The History of the Blues
Written as a companion to the PBS series THE HISTORY OF THE BLUES, Francis Davis’ book departs from the television program’s straightforward history and presents the author’s own take on the blues. He investigates the earliest reported performances of black singers in the South and threads his way through minstrel shows, coon shouters, jug bands, and vaudeville and winds up with the latest (largely white) generation of blues singers. His speculations on the development of the blues are generally provocative. He notes, for example, the extremely selective photographic record of the best-known early bluesmen—rare promotional shots meant to project the image of downtrodden sons of slaves and sharecroppers. Such an image was essential to the interests of the white folklorists and record labels who sought out black talent and was probably not far wrong; Davis contrasts these hard- bitten men with the flamboyant women blues singers who preceded them. Poverty was the last thing these earlier recording artists wished to project. Davis argues that, contrary to the myth of a pure folk expression, blues was actually pop music, produced for a sizable black record-buying market and later, for a large white market.

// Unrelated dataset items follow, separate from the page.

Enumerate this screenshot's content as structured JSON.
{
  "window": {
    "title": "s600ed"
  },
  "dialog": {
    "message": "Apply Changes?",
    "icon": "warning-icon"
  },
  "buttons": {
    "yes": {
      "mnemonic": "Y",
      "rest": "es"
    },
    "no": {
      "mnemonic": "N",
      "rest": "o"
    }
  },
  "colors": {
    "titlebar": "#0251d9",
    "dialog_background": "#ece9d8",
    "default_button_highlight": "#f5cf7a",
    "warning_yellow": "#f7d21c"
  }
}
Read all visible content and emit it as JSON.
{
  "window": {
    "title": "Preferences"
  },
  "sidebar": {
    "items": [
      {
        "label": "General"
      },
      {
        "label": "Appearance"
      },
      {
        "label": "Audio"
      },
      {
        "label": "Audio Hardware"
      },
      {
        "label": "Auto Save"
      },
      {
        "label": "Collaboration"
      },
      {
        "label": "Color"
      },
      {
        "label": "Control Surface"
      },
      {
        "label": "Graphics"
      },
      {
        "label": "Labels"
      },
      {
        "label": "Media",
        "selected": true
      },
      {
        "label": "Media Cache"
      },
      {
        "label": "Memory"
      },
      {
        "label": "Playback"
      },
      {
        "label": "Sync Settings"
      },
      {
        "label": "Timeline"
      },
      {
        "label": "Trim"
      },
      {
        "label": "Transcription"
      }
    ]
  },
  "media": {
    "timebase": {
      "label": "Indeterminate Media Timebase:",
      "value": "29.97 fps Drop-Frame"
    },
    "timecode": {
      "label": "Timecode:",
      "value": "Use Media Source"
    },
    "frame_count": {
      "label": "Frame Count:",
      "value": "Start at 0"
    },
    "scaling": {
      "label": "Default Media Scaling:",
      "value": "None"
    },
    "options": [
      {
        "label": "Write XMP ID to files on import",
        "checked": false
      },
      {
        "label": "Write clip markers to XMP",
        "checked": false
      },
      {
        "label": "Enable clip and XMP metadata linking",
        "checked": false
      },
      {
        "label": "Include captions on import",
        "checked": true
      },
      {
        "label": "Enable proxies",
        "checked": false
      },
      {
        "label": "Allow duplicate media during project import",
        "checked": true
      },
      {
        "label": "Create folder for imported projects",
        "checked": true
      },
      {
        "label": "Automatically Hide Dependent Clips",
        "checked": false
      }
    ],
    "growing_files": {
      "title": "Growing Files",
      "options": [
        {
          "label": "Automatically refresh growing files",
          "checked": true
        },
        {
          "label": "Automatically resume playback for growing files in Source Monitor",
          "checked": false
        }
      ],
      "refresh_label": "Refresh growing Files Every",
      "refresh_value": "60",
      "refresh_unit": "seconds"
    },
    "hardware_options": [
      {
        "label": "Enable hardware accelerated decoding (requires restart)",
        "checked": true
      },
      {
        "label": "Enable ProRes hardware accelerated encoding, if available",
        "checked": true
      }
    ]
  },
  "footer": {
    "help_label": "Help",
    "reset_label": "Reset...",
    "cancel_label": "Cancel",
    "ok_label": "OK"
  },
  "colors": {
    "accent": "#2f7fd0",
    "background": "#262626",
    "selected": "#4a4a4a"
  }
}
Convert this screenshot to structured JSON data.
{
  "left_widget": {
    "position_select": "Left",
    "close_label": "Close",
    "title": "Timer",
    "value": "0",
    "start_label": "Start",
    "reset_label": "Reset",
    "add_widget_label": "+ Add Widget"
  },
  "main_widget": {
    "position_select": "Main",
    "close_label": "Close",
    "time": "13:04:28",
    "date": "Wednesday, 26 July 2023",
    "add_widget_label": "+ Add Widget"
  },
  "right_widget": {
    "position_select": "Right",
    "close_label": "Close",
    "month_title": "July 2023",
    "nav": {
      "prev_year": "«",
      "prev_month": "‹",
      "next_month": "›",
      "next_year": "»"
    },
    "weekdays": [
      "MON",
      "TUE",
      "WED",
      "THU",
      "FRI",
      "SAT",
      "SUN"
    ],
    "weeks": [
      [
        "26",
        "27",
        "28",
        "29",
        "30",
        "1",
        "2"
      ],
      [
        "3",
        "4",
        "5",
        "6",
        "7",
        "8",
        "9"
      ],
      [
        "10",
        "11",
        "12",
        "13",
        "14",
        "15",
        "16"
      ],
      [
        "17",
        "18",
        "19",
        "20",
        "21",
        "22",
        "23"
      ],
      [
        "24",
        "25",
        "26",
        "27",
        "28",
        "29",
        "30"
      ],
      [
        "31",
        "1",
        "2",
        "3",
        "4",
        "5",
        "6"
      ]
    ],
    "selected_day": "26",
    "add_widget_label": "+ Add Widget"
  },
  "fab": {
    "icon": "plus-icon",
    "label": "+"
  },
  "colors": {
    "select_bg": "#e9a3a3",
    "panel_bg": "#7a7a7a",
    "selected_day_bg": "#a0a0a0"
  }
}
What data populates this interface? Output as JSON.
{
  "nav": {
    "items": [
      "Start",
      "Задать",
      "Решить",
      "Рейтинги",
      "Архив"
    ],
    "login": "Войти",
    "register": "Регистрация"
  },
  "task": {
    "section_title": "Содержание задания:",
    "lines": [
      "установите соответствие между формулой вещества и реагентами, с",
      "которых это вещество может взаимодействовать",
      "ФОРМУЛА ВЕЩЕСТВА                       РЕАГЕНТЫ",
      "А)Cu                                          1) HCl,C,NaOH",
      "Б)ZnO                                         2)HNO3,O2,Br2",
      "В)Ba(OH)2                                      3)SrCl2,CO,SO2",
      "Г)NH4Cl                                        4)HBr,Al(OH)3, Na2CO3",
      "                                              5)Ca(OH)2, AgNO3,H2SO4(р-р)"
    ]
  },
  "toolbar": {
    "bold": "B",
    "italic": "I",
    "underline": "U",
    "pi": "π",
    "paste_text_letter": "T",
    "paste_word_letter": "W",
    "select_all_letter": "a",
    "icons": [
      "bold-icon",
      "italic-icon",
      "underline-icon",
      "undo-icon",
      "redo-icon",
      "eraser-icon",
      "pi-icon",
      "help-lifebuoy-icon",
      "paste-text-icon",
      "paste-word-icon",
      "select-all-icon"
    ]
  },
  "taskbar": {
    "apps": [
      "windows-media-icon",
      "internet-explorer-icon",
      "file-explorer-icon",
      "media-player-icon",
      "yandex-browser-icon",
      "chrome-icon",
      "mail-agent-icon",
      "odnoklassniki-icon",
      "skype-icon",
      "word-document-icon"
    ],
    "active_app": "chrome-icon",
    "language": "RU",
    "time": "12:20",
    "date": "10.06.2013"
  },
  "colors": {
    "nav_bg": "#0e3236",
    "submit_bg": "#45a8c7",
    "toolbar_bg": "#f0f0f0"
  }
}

A noted jazz critic, Davis refutes the common assumption that the blues gave birth to jazz. He argues convincingly that the roots of jazz are indeed tangled with the blues, but are nevertheless recognizably distinct. He does not question the importance of the blues to the development of rock and roll. He is unfashionably kind to Elvis Presley but chooses instead to dwell on the contributions of Chuck Berry; the question then becomes not how much Elvis was influenced by black music, but how did Chuck Berry become so appealing to a largely white audience?